How becoming a parent changed me professionally
Becoming a parent forced me to re-evaluate my working patterns and priorities. Here’s how having less time oddly led to a more rounded life.
Family vs colleagues
As a teacher in my 20s, a lot of bonding with my colleagues was done via Friday drinks. It was a way to unwind from our high-pressure school environment and to welcome the weekend.
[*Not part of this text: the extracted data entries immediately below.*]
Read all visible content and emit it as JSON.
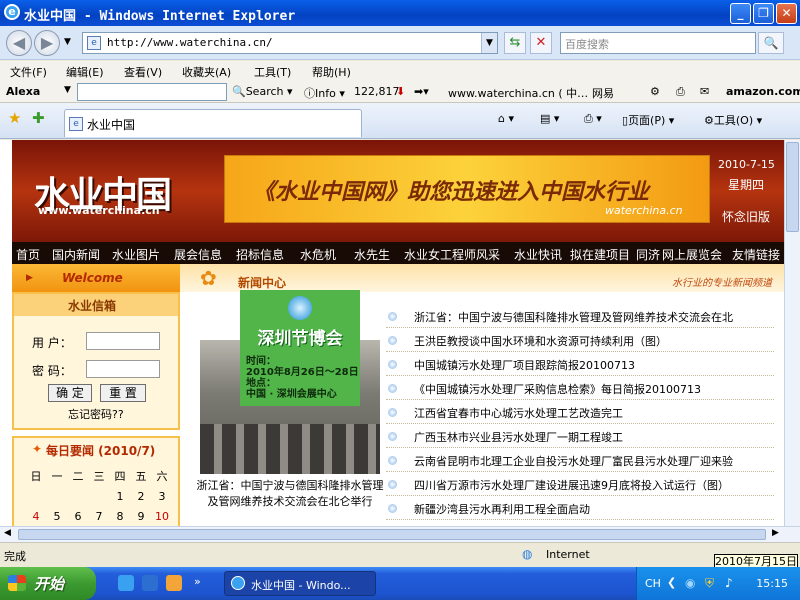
{
  "window": {
    "title": "水业中国 - Windows Internet Explorer"
  },
  "address": {
    "url": "http://www.waterchina.cn/",
    "search_placeholder": "百度搜索"
  },
  "menu": [
    "文件(F)",
    "编辑(E)",
    "查看(V)",
    "收藏夹(A)",
    "工具(T)",
    "帮助(H)"
  ],
  "alexa": {
    "label": "Alexa",
    "search": "Search",
    "info": "Info",
    "rank": "122,817",
    "site": "www.waterchina.cn ( 中…",
    "wangyi": "网易",
    "amazon": "amazon.com"
  },
  "tab": {
    "title": "水业中国"
  },
  "toolbar_right": {
    "page": "页面(P)",
    "tools": "工具(O)"
  },
  "site": {
    "logo": "水业中国",
    "logo_url": "www.waterchina.cn",
    "ad_text": "《水业中国网》助您迅速进入中国水行业",
    "ad_url": "waterchina.cn",
    "date": "2010-7-15",
    "weekday": "星期四",
    "old_version": "怀念旧版",
    "nav": [
      "首页",
      "国内新闻",
      "水业图片",
      "展会信息",
      "招标信息",
      "水危机",
      "水先生",
      "水业女工程师风采",
      "水业快讯",
      "拟在建项目",
      "同济",
      "网上展览会",
      "友情链接"
    ],
    "welcome": "Welcome",
    "news_center": "新闻中心",
    "slogan": "水行业的专业新闻频道",
    "mailbox": {
      "title": "水业信箱",
      "user_label": "用 户：",
      "pass_label": "密 码：",
      "ok": "确 定",
      "reset": "重 置",
      "forgot": "忘记密码??"
    },
    "calendar": {
      "title": "每日要闻 (2010/7)",
      "weekdays": [
        "日",
        "一",
        "二",
        "三",
        "四",
        "五",
        "六"
      ],
      "row1": [
        "",
        "",
        "",
        "",
        "1",
        "2",
        "3"
      ],
      "row2": [
        "4",
        "5",
        "6",
        "7",
        "8",
        "9",
        "10"
      ]
    },
    "promo": {
      "title": "深圳节博会",
      "time_label": "时间：",
      "time": "2010年8月26日～28日",
      "place_label": "地点：",
      "place": "中国 · 深圳会展中心"
    },
    "caption": "浙江省：中国宁波与德国科隆排水管理及管网维养技术交流会在北仑举行",
    "news": [
      "浙江省：中国宁波与德国科隆排水管理及管网维养技术交流会在北",
      "王洪臣教授谈中国水环境和水资源可持续利用（图）",
      "中国城镇污水处理厂项目跟踪简报20100713",
      "《中国城镇污水处理厂采购信息检索》每日简报20100713",
      "江西省宜春市中心城污水处理工艺改造完工",
      "广西玉林市兴业县污水处理厂一期工程竣工",
      "云南省昆明市北理工企业自投污水处理厂富民县污水处理厂迎来验",
      "四川省万源市污水处理厂建设进展迅速9月底将投入试运行（图）",
      "新疆沙湾县污水再利用工程全面启动"
    ]
  },
  "status": {
    "text": "完成",
    "zone": "Internet",
    "tooltip": "2010年7月15日"
  },
  "taskbar": {
    "start": "开始",
    "item": "水业中国 - Windo...",
    "ime": "CH",
    "time": "15:15"
  }
}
When I first became a parent, I gradually stopped attending. My partner was at home with our son all day and I felt like it was a good idea to relieve her, so after work drinks became fewer. With time, I realised I no longer wanted to go. I spent a lot of time at work already as a then head of maths and I decided that, actually, I just wanted to be home with my family.
Less time more efficiency
Other things also shifted. Until then, it’s fair to say that I was a workaholic. Suddenly, I felt there was more to life than work and I was stricter about letting work bleed into my personal time. I didn’t become less ambitious (later, I joined SLT when our second and third children – twin girls – were a few months old) nor did I work any less hard, I simply became ruthless with my time. Lunches and break times were no longer for talking in the staffroom, now I crammed my non-teaching work responsibilities into every possible bit of my time in school so that I less to do at home.
Oddly, because I had less time to myself it made me value the time that I did have much more and I started hobbies, such as photography, that previously I’d never have made space for.
This is my experience only – becoming a parent will change everyone in different ways. But it will change you. And you need to accept that it will.